Disclaimer 2020: Distributed tracing is provided by various libraries (like Sleuth). Please consider existing, battle-proof libraries before implementing something yourself.

In a microservice architecture, one request can lead to multiple log entries distributed across services. One client request can cause multiple internal requests, which again can cause requests. This can lead to unwanted depth of requests which leads to high latency. I worked in a system with central logging using the ELK stack. It was easy to search for log entries and even to search for all entries by unique ID per request. But the possibilities to analyse request trees were very limited. In this article I will show a solution to analyse the logs and create useful results and graphs. The examples are invented but reflect our experiences.

Request Trees

The DOT graph description language is used to create graphs in plain text, which can be visualized using tools like Graphviz. The language can be understood in few minutes which makes it easy to work with. Here an example

    digraph "/pay" {
      "CLIENT" -> "proxy"
      "Proxy" -> "BillService"
      "BillService" -> "UserService"
      "BillService" -> "BankGateaway"
      "BankGateaway" -> "AuditService"
    }

You can store this in a .dot or .gv file and open it with GraphViz.

Visualization of graph

Track request trees through chained IDs

As mentioned it is not possible to track a chain if there is only a unique ID per request, since one service can call multiple other services and do this even in parallel. Therefore we need three parts, a Unique Request ID, a Caller ID and a Receiver ID. For fast implementation I just modified the uniqueID to be in format

<FixedRequestId>::<LastCallerID>::<ReceiverId>

A chain from the example above can now easily be parsed and printed in dot notation. The IDs from the example above would be the following:

Proxy           UID
BillService     UID::BillServiceID
UserService     UID::BillServiceID::UserServiceID
BankGateaway    UID::BillServiceID::BankGateawayID
AuditService    UID::BankGateawayID::AuditServiceID

Visualization of request with elapsed time

The go function to create this IDs is simple as

func transformUniqueId(parentUID string) string {
  ids := strings.Split(parentUID, "::")

  if len(uid) < 3 {
    return parentUID + "::" + getNextInstanceId()
  }

  return ids[0] + "::" + ids[2] + "::" + getNextInstanceId()
}

Since we use a beego filter to write the access logs, it is very easy to apply this to every incoming request. Parallel benchmarking shows that the additional cost of this is in range of 600-800 nanoseconds, including decomposition of the received ID, generation of the new ID and storing the result in the request context. The resulting ID will be sent in the header of every consecutive request to other services.

Parser implementation

After some logs have been produced, I wrote a parser for analysing these logs. A simple Golang interface represents a log entry:

type Log interface {
	// RequestUID returns the unique ID of the original request
	RequestID() string

	// String returns a string representation of the log
	String() string

	// SenderID returns the ID of the sender
	SenderID() string

	// ID returns the ID of this log. It is basically the ReceiverId
	ID() string
}

// Default implementation with functionality to parse chained IDs
type DefaultLog struct {
	data      map[string]interface{}
	requestID string
	senderID  string
	id        string
}

The parser basically just takes one entry, decomposes the unique id and creates an instance of DefaultLog. All the parsed logs are stored in a map or slice which can be iterated, sorted and filtered for analysis and graph creation.

Results of analysis

Here are three examples of results than can easily be produces with the parsed logs:

1. Request tree and elapsed time

By changing the String() method, the desired information can easily be printed into dot notation. In this example I executed a request and printed elapsed time per service. This is sort of profiling on system level. The graphic shows which service takes how much time in a clean way.

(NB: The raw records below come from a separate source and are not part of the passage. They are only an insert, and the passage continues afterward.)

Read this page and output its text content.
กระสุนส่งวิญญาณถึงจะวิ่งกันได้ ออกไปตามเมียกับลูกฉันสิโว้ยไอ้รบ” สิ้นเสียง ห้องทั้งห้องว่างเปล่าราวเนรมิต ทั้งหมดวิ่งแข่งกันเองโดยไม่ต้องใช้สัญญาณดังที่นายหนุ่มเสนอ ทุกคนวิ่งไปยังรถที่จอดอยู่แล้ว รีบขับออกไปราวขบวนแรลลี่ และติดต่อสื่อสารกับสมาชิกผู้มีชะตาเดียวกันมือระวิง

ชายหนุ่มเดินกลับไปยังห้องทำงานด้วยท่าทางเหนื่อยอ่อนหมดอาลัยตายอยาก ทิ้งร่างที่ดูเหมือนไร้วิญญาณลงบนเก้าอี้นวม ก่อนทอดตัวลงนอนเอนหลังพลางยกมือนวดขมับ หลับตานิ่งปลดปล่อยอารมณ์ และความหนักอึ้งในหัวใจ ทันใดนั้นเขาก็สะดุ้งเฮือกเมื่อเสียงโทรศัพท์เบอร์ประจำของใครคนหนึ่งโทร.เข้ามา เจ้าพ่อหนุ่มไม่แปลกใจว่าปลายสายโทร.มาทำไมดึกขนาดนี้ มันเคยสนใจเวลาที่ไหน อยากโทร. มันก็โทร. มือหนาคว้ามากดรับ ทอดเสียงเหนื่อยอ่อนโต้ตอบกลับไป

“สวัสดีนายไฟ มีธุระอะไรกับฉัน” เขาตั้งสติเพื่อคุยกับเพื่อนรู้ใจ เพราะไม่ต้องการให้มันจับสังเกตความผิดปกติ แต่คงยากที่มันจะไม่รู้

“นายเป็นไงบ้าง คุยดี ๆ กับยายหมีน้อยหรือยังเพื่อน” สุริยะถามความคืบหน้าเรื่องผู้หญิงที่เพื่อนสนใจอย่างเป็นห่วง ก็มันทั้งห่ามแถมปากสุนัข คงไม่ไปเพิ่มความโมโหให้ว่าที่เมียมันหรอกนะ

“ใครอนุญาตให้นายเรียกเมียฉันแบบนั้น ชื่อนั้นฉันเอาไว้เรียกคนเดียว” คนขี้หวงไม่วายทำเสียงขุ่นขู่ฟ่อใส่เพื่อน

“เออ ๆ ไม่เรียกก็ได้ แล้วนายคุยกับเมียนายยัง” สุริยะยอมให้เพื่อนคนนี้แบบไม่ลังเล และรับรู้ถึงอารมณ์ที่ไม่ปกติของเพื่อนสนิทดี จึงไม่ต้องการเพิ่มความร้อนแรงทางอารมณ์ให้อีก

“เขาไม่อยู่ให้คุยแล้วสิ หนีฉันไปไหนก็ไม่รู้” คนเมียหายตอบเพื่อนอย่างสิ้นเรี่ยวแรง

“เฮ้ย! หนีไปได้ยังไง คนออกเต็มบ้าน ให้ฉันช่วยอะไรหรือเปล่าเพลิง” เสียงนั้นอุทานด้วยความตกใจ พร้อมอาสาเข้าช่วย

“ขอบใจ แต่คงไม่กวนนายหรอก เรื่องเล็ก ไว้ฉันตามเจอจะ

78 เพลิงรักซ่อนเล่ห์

Visualization of request with elapsed time (numbers do not represent real environment times)

2. Request number between services

Visualization of total requests between services

This graphic shows system wide calls. It is created over a certain time period and shows absolute numbers of total requests. Please note, one node is one service, not one running instance. We can make the following interpretations

  • Service A, C and H call other services through proxy. This is unnecessary and should be corrected.
  • Service C calls itself, these calls should be refactored to method calls.
  • Service D is called most by far. This calls are very cheap and caused by a temporary solution. Therefore it can be ignored.
  • Service F is called directly, the system would be cleaner if we can redirect those calls through the proxy.

3. Outgoing requests per incoming requests Example:

6.5322833   ServiceA
2.5714285   ServiceB
0.99878484  Proxy
0           mailer

This ratio can show some flaw in the services. Some may have a high number because they basically aggregate data from other services, but they should be investigated. Also it can be seen that Proxy is almost but not exactly 1. This 0.0013 difference are invalid requests which the proxy couldn’t resolve and responded with “service not found”. A similar statistic can be made per endpoint.